Stark shift of excitons and trions in two-dimensional materials

TL;DR

This paper theoretically investigates how in-plane electric fields affect excitons and trions in 2D materials, revealing their strong binding and robustness, especially in phosphorene, with implications for hyperpolarizability measurements.

Contribution

It introduces a theoretical analysis of Stark shifts in 2D excitons and trions, highlighting their robustness and the potential to measure hyperpolarizability in these materials.

Findings

Trions in phosphorene are highly robust under electric fields.

Excitons exhibit parabolic Stark shifts allowing polarizability calculation.

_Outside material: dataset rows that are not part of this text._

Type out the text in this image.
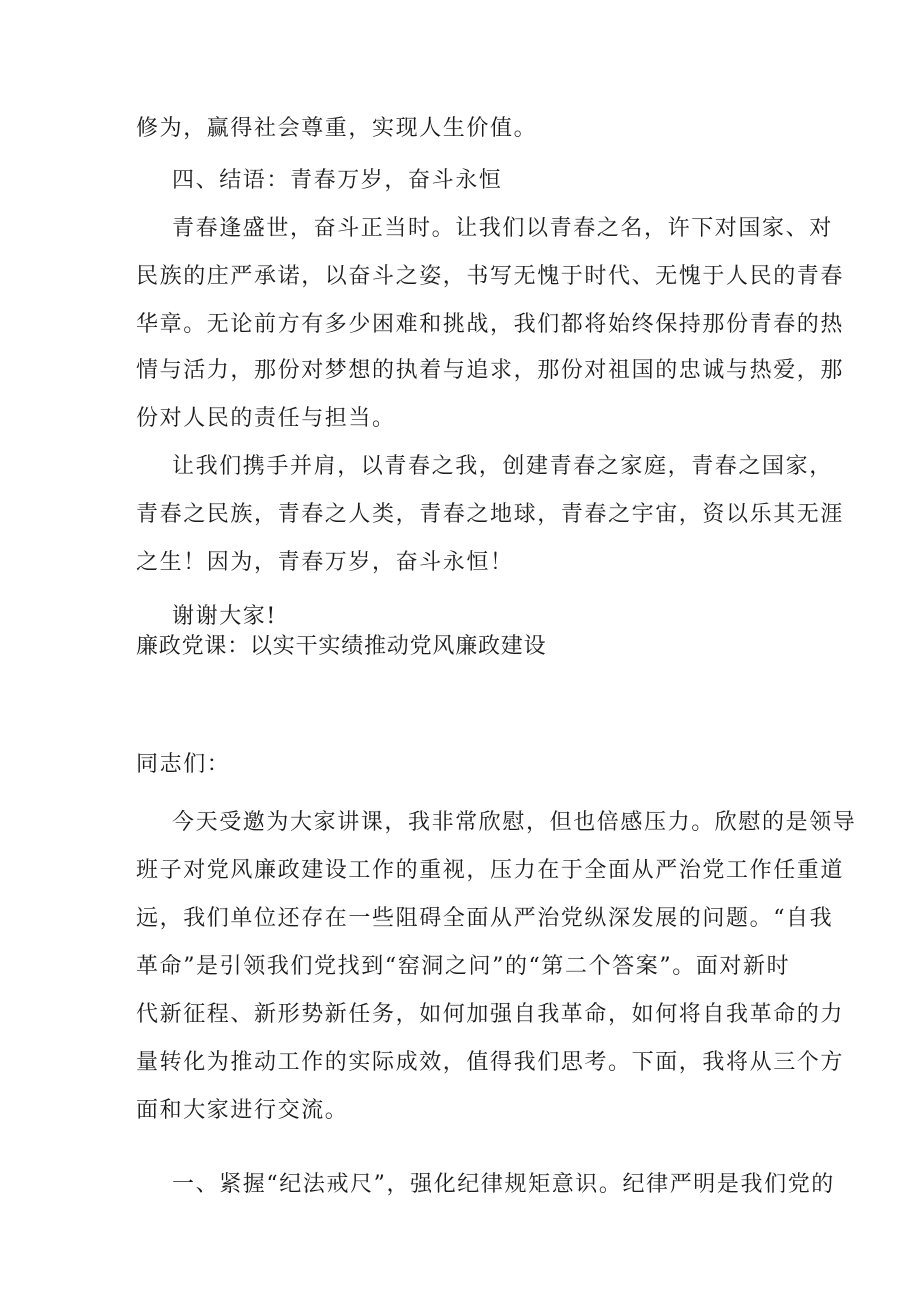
修为，赢得社会尊重，实现人生价值。
四、结语：青春万岁，奋斗永恒
青春逢盛世，奋斗正当时。让我们以青春之名，许下对国家、对
民族的庄严承诺，以奋斗之姿，书写无愧于时代、无愧于人民的青春
华章。无论前方有多少困难和挑战，我们都将始终保持那份青春的热
情与活力，那份对梦想的执着与追求，那份对祖国的忠诚与热爱，那
份对人民的责任与担当。
让我们携手并肩，以青春之我，创建青春之家庭，青春之国家，
青春之民族，青春之人类，青春之地球，青春之宇宙，资以乐其无涯
之生！因为，青春万岁，奋斗永恒！
谢谢大家!
廉政党课：以实干实绩推动党风廉政建设
同志们：
今天受邀为大家讲课，我非常欣慰，但也倍感压力。欣慰的是领导
班子对党风廉政建设工作的重视，压力在于全面从严治党工作任重道
远，我们单位还存在一些阻碍全面从严治党纵深发展的问题。“自我
革命”是引领我们党找到“窑洞之问”的“第二个答案”。面对新时
代新征程、新形势新任务，如何加强自我革命，如何将自我革命的力
量转化为推动工作的实际成效，值得我们思考。下面，我将从三个方
面和大家进行交流。
一、紧握“纪法戒尺”，强化纪律规矩意识。纪律严明是我们党的
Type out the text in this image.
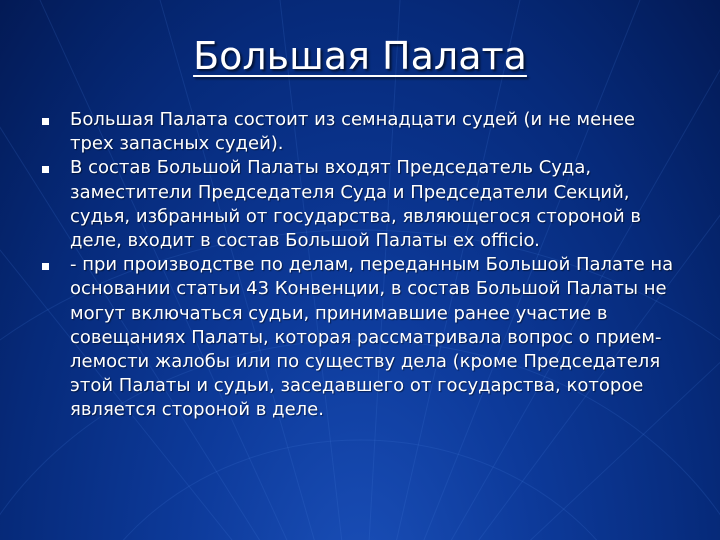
Большая Палата
Большая Палата состоит из семнадцати судей (и не менее трех запасных судей).
В состав Большой Палаты входят Председатель Суда, заместители Председателя Суда и Председатели Секций, судья, избранный от государства, являющегося стороной в деле, входит в состав Большой Палаты ex officio.
- при производстве по делам, переданным Большой Палате на основании статьи 43 Конвенции, в состав Большой Палаты не могут включаться судьи, принимавшие ранее участие в совещаниях Палаты, которая рассматривала вопрос о прием-лемости жалобы или по существу дела (кроме Председателя этой Палаты и судьи, заседавшего от государства, которое является стороной в деле.
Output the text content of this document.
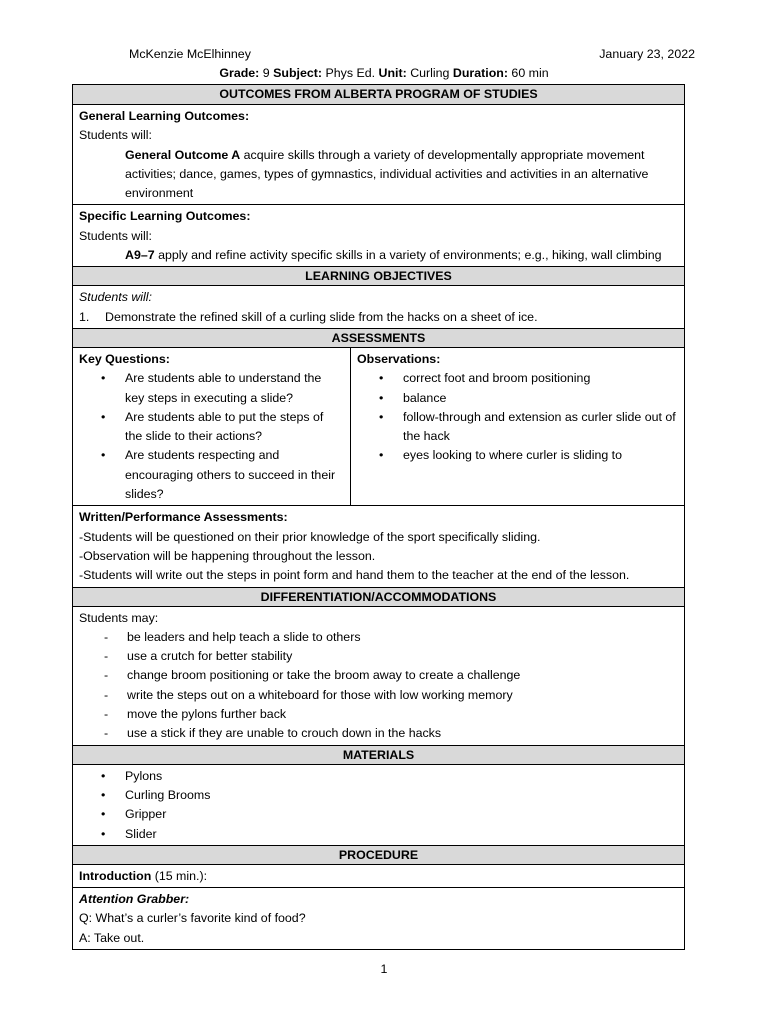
McKenzie McElhinney	January 23, 2022
Grade: 9 Subject: Phys Ed. Unit: Curling Duration: 60 min
OUTCOMES FROM ALBERTA PROGRAM OF STUDIES
General Learning Outcomes:
Students will:
General Outcome A acquire skills through a variety of developmentally appropriate movement activities; dance, games, types of gymnastics, individual activities and activities in an alternative environment
Specific Learning Outcomes:
Students will:
A9–7 apply and refine activity specific skills in a variety of environments; e.g., hiking, wall climbing
LEARNING OBJECTIVES
Students will:
1. Demonstrate the refined skill of a curling slide from the hacks on a sheet of ice.
ASSESSMENTS
Key Questions:
• Are students able to understand the key steps in executing a slide?
• Are students able to put the steps of the slide to their actions?
• Are students respecting and encouraging others to succeed in their slides?
Observations:
• correct foot and broom positioning
• balance
• follow-through and extension as curler slide out of the hack
• eyes looking to where curler is sliding to
Written/Performance Assessments:
-Students will be questioned on their prior knowledge of the sport specifically sliding.
-Observation will be happening throughout the lesson.
-Students will write out the steps in point form and hand them to the teacher at the end of the lesson.
DIFFERENTIATION/ACCOMMODATIONS
Students may:
- be leaders and help teach a slide to others
- use a crutch for better stability
- change broom positioning or take the broom away to create a challenge
- write the steps out on a whiteboard for those with low working memory
- move the pylons further back
- use a stick if they are unable to crouch down in the hacks
MATERIALS
• Pylons
• Curling Brooms
• Gripper
• Slider
PROCEDURE
Introduction (15 min.):
Attention Grabber:
Q: What’s a curler’s favorite kind of food?
A: Take out.
1
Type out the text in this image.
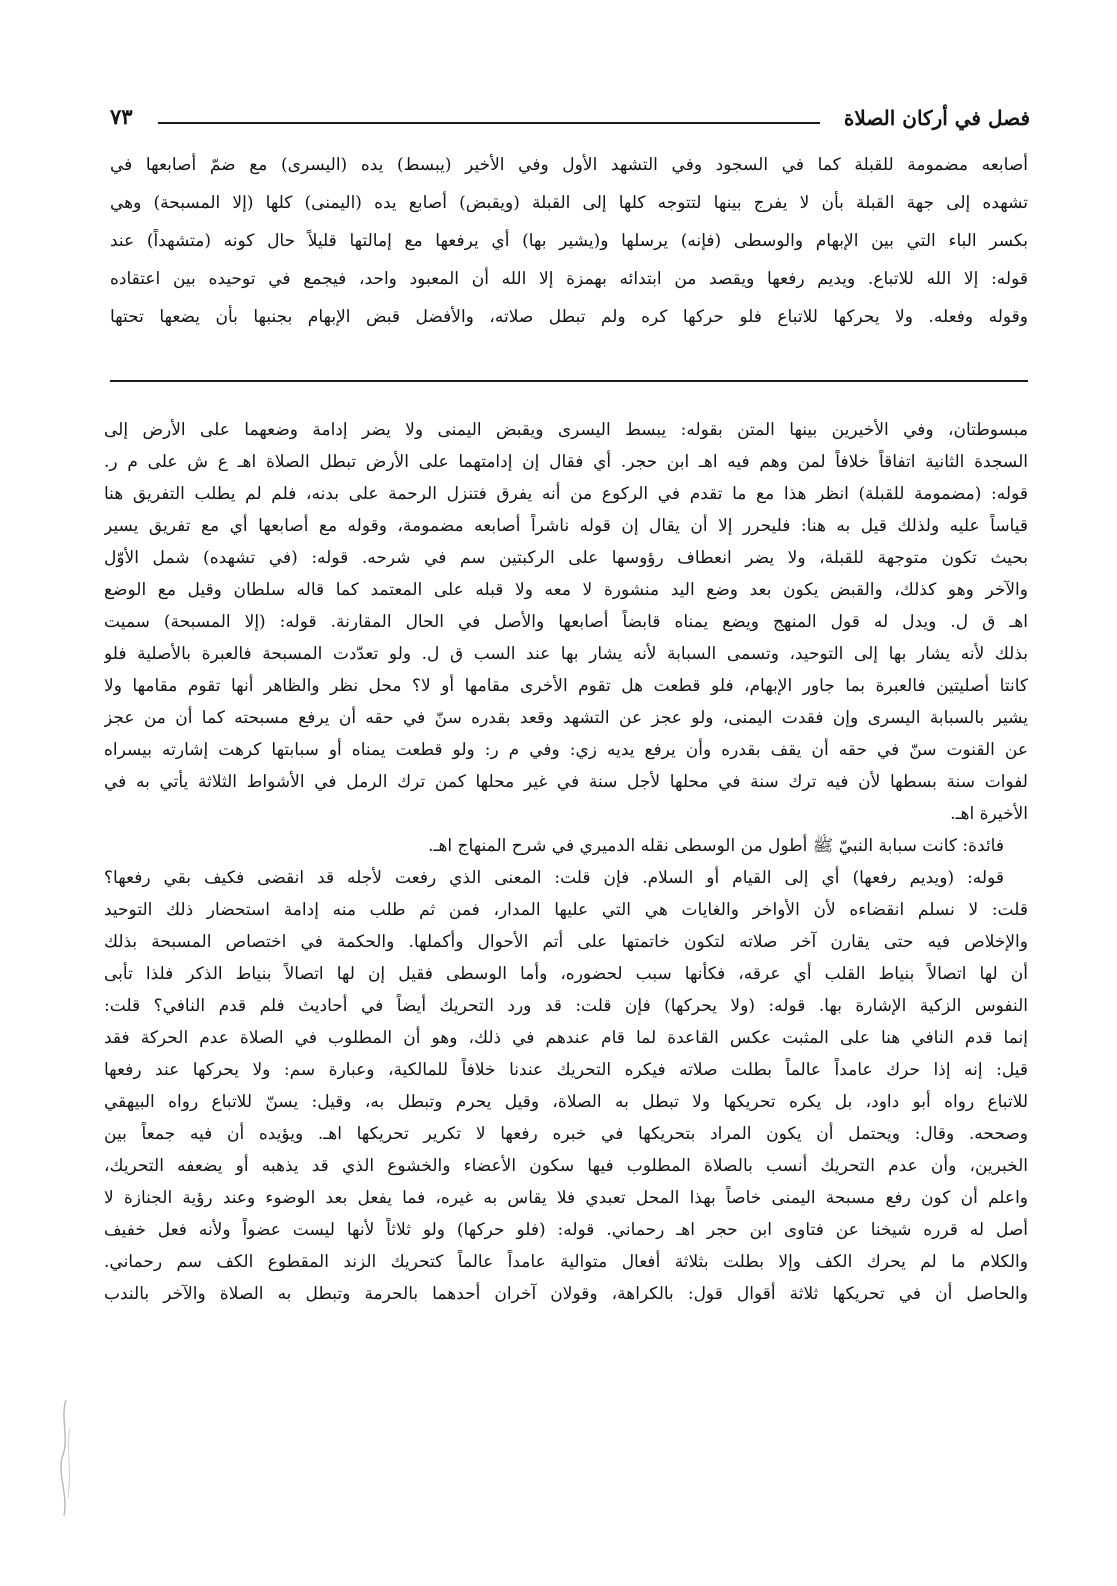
فصل في أركان الصلاة
٧٣
أصابعه مضمومة للقبلة كما في السجود وفي التشهد الأول وفي الأخير (يبسط) يده (اليسرى) مع ضمّ أصابعها في
تشهده إلى جهة القبلة بأن لا يفرج بينها لتتوجه كلها إلى القبلة (ويقبض) أصابع يده (اليمنى) كلها (إلا المسبحة) وهي
بكسر الباء التي بين الإبهام والوسطى (فإنه) يرسلها و(يشير بها) أي يرفعها مع إمالتها قليلاً حال كونه (متشهداً) عند
قوله: إلا الله للاتباع. ويديم رفعها ويقصد من ابتدائه بهمزة إلا الله أن المعبود واحد، فيجمع في توحيده بين اعتقاده
وقوله وفعله. ولا يحركها للاتباع فلو حركها كره ولم تبطل صلاته، والأفضل قبض الإبهام بجنبها بأن يضعها تحتها
مبسوطتان، وفي الأخيرين بينها المتن بقوله: يبسط اليسرى ويقبض اليمنى ولا يضر إدامة وضعهما على الأرض إلى
السجدة الثانية اتفاقاً خلافاً لمن وهم فيه اهـ ابن حجر. أي فقال إن إدامتهما على الأرض تبطل الصلاة اهـ ع ش على م ر.
قوله: (مضمومة للقبلة) انظر هذا مع ما تقدم في الركوع من أنه يفرق فتنزل الرحمة على بدنه، فلم لم يطلب التفريق هنا
قياساً عليه ولذلك قيل به هنا: فليحرر إلا أن يقال إن قوله ناشراً أصابعه مضمومة، وقوله مع أصابعها أي مع تفريق يسير
بحيث تكون متوجهة للقبلة، ولا يضر انعطاف رؤوسها على الركبتين سم في شرحه. قوله: (في تشهده) شمل الأوّل
والآخر وهو كذلك، والقبض يكون بعد وضع اليد منشورة لا معه ولا قبله على المعتمد كما قاله سلطان وقيل مع الوضع
اهـ ق ل. ويدل له قول المنهج ويضع يمناه قابضاً أصابعها والأصل في الحال المقارنة. قوله: (إلا المسبحة) سميت
بذلك لأنه يشار بها إلى التوحيد، وتسمى السبابة لأنه يشار بها عند السب ق ل. ولو تعدّدت المسبحة فالعبرة بالأصلية فلو
كانتا أصليتين فالعبرة بما جاور الإبهام، فلو قطعت هل تقوم الأخرى مقامها أو لا؟ محل نظر والظاهر أنها تقوم مقامها ولا
يشير بالسبابة اليسرى وإن فقدت اليمنى، ولو عجز عن التشهد وقعد بقدره سنّ في حقه أن يرفع مسبحته كما أن من عجز
عن القنوت سنّ في حقه أن يقف بقدره وأن يرفع يديه زي: وفي م ر: ولو قطعت يمناه أو سبابتها كرهت إشارته بيسراه
لفوات سنة بسطها لأن فيه ترك سنة في محلها لأجل سنة في غير محلها كمن ترك الرمل في الأشواط الثلاثة يأتي به في
الأخيرة اهـ.
فائدة: كانت سبابة النبيّ ﷺ أطول من الوسطى نقله الدميري في شرح المنهاج اهـ.
قوله: (ويديم رفعها) أي إلى القيام أو السلام. فإن قلت: المعنى الذي رفعت لأجله قد انقضى فكيف بقي رفعها؟
قلت: لا نسلم انقضاءه لأن الأواخر والغايات هي التي عليها المدار، فمن ثم طلب منه إدامة استحضار ذلك التوحيد
والإخلاص فيه حتى يقارن آخر صلاته لتكون خاتمتها على أتم الأحوال وأكملها. والحكمة في اختصاص المسبحة بذلك
أن لها اتصالاً بنياط القلب أي عرقه، فكأنها سبب لحضوره، وأما الوسطى فقيل إن لها اتصالاً بنياط الذكر فلذا تأبى
النفوس الزكية الإشارة بها. قوله: (ولا يحركها) فإن قلت: قد ورد التحريك أيضاً في أحاديث فلم قدم النافي؟ قلت:
إنما قدم النافي هنا على المثبت عكس القاعدة لما قام عندهم في ذلك، وهو أن المطلوب في الصلاة عدم الحركة فقد
قيل: إنه إذا حرك عامداً عالماً بطلت صلاته فيكره التحريك عندنا خلافاً للمالكية، وعبارة سم: ولا يحركها عند رفعها
للاتباع رواه أبو داود، بل يكره تحريكها ولا تبطل به الصلاة، وقيل يحرم وتبطل به، وقيل: يسنّ للاتباع رواه البيهقي
وصححه. وقال: ويحتمل أن يكون المراد بتحريكها في خبره رفعها لا تكرير تحريكها اهـ. ويؤيده أن فيه جمعاً بين
الخبرين، وأن عدم التحريك أنسب بالصلاة المطلوب فيها سكون الأعضاء والخشوع الذي قد يذهبه أو يضعفه التحريك،
واعلم أن كون رفع مسبحة اليمنى خاصاً بهذا المحل تعبدي فلا يقاس به غيره، فما يفعل بعد الوضوء وعند رؤية الجنازة لا
أصل له قرره شيخنا عن فتاوى ابن حجر اهـ رحماني. قوله: (فلو حركها) ولو ثلاثاً لأنها ليست عضواً ولأنه فعل خفيف
والكلام ما لم يحرك الكف وإلا بطلت بثلاثة أفعال متوالية عامداً عالماً كتحريك الزند المقطوع الكف سم رحماني.
والحاصل أن في تحريكها ثلاثة أقوال قول: بالكراهة، وقولان آخران أحدهما بالحرمة وتبطل به الصلاة والآخر بالندب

Trions show a fourth order Stark shift indicating hyperpolarizability.

Abstract

The effect of an external in-plane electric field on neutral and charged exciton states in two-dimensional (2D) materials is theoretically investigated. These states are argued to be strongly bound, so that electron-hole dissociation is not observed up to high electric field intensities. Trions in the anisotropic case of monolayer phosphorene are demonstrated to especially robust under electric fields, so that fields as high as 100 kV/cm yield no significant effect on the trion binding energy or probability density distribution. Polarizabilities of excitons are obtained from the parabolicity of numerically calculated Stark shifts. For trions, a fourth order Stark shift is observed, which enables the experimental verification of hyperpolarizability in 2D materials, as observed in the highly excited states of the Rydberg series of atoms and ions.